2. O Benfica passa o ano na liderança da nossa Liga. Sei bem que é à condição, em razão do adiamento do jogo do Bonfim. Não discuto a decisão de Pedro Proença. O que se nota é um desporto para o inverno habitual. Aquele em que chove e faz frio. Ou, em outro prisma, muitos dos nossos relvados já não aguentam, por falta de efectiva manutenção, chuvas mais intensas. Mas, no jogo frente ao Marítimo, Óscar Cardoso, ao fim de cinco anos e meio com a camisola do Benfica, chegou, no passado sábado, aos 100 golos. Como ele só símbolos imensos da nação benfiquista: Eusébio, José Águas, Nené, Arsénio, Julinho, José Torres, Rogério Pipi, Nuno Gomes e José Augusto. Sou daqueles que, aqui e ali, sempre defendeu a utilidade e o proveito de Cardoso. Tenho muito mais prazer com ele do que, naturalmente, e por vezes, algumas dores. É um homem da área. E não de fora da área, como bem explicou no seu estilo peculiar Jorge Jesus. De fora ficam os seus livres. Alguns deles mortíferos. E que nos proporcionaram já muitas e muitas alegrias. Parabéns Óscar Cardoso por este centenário!.

3. O Sporting, com o empate frente ao Nacional, está, à 12ª Jornada, a vinte pontos do Benfica. Com os seus doze pontos, o Sporting conquistou apenas um ponto por jornada. O que é pouco. Muito pouco. O anúncio de Jesualdo Ferreira para manager é, acima de tudo, e na minha leitura, mais uma chicotada psicológica. O que é fundamental é que o Sporting, no âmbito do futebol de topo, recupere desportivamente. Ganhe mais pontos por jornada. E que marque mais golos. Em 12 jornadas marque mais golos. Em 12 jornadas marcou 11 golos. E recordando nós que foi Fernando Peyroteo o mais rápido jogador português a chegar, entre nós, aos 100 golos. Foi a 30 de Março de 1941. Há tempo suficiente para recordar Dom Quixote: «A história é émula do tempo, repositório dos factos, testemunha do passado, exemplo do presente, advertência do futuro».

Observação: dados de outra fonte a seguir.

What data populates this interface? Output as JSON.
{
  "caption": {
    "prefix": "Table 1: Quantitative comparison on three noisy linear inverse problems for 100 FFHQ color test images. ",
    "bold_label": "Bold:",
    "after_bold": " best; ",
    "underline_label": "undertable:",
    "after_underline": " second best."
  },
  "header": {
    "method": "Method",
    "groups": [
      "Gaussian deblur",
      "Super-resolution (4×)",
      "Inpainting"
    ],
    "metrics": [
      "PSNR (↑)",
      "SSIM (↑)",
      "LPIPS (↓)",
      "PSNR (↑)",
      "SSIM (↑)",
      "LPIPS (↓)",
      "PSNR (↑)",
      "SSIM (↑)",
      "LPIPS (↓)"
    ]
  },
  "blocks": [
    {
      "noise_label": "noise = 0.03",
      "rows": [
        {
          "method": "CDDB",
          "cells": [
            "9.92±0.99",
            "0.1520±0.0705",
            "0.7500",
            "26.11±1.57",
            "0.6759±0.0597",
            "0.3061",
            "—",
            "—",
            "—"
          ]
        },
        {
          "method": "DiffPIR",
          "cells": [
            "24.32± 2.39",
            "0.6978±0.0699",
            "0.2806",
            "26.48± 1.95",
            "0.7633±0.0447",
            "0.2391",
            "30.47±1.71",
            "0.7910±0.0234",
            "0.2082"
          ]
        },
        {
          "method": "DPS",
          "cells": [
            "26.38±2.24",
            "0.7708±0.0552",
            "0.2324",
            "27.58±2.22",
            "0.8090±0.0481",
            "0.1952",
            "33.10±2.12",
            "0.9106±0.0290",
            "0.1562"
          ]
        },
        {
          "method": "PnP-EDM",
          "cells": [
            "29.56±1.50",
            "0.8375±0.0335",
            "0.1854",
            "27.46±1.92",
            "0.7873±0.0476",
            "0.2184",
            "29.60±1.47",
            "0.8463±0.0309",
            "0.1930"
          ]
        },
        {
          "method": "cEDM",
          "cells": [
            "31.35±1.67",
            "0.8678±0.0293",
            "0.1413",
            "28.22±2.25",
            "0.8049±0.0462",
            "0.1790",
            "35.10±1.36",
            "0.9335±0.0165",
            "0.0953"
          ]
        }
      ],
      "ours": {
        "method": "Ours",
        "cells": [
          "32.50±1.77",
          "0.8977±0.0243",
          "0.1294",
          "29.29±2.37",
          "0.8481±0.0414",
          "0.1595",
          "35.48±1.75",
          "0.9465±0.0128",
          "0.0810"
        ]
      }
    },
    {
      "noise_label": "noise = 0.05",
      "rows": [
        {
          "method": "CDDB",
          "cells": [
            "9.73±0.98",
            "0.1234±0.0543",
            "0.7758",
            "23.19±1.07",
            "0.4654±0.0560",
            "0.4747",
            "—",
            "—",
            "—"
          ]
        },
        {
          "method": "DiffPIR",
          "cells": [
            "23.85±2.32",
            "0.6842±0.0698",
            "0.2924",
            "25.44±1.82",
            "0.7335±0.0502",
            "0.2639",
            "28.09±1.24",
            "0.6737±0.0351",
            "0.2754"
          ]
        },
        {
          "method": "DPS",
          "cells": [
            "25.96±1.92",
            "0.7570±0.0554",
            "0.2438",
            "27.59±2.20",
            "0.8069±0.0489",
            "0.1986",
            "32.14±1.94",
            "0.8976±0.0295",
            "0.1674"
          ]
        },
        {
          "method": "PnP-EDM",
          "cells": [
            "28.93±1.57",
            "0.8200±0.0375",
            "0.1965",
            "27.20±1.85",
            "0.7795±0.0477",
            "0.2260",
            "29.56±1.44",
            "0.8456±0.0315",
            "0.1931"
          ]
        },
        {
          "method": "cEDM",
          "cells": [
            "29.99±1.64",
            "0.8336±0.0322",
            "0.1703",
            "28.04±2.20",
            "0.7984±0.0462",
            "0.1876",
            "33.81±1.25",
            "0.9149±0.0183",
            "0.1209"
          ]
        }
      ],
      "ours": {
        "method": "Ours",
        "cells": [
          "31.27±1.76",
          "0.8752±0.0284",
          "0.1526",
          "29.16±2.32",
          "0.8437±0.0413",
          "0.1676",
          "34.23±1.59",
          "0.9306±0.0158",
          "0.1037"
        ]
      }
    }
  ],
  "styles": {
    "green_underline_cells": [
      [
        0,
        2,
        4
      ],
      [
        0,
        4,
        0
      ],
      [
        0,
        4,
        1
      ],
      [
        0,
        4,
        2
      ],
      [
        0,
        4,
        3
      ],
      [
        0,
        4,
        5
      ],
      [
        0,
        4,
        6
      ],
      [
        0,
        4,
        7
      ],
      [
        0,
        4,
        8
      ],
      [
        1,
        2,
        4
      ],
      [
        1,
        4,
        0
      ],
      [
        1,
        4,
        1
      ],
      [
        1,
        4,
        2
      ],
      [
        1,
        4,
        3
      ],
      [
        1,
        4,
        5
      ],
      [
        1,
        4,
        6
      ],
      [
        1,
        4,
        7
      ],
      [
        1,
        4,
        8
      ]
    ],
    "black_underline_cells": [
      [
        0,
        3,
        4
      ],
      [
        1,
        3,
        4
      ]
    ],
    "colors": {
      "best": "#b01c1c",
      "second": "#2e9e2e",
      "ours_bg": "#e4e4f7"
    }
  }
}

4. Na passada sexta-feira, bem ao final da tarde - como a lei e a prática determinam! - foi anunciada a fusão entre a Zon e a Optimus. Inicia-se, quero apostar um tempo de fusões entre emrpesas e um tempo de novas pracearias no sector das telecomunicações e das plataformas digitais com consequências ao nível do nosso audiovisual. E tais parcerias e consequências vão chegar ao núcleo central do futebol e aos titulares dos direitos com ele conexos. E se olharmos para o valor que se fala dos sete jogos da Taça da Liga em canal aberto é tempo de alguns gerirem, com todo o cuidado, o stress que os atinge. E de outros assumirem que, por ora, é o sonho que comanda a vida...

5. Miguel de Unanumo é, reconhecidamente, um dos grandes pensadores espanhóis dos finais do século XIX e da primeira metade do século XX. Uma das suas reflexões acerca de Portugal tem o sugestivo título: Portugal: Povo de suicidas. E ouso recordar um dos seus trechos: «O povo era formado de homens tristes e resignados, é certo, mas também inteiros e verdadeiros». E «ser homem inteiro e verdadeiro é mais do que ser semideus». Aqui lhes deixo, nesta semana que antecede o Natal, esta síntese que nos marca e que nos identifica. A partir de fora. Vendo Portugal em aberto!"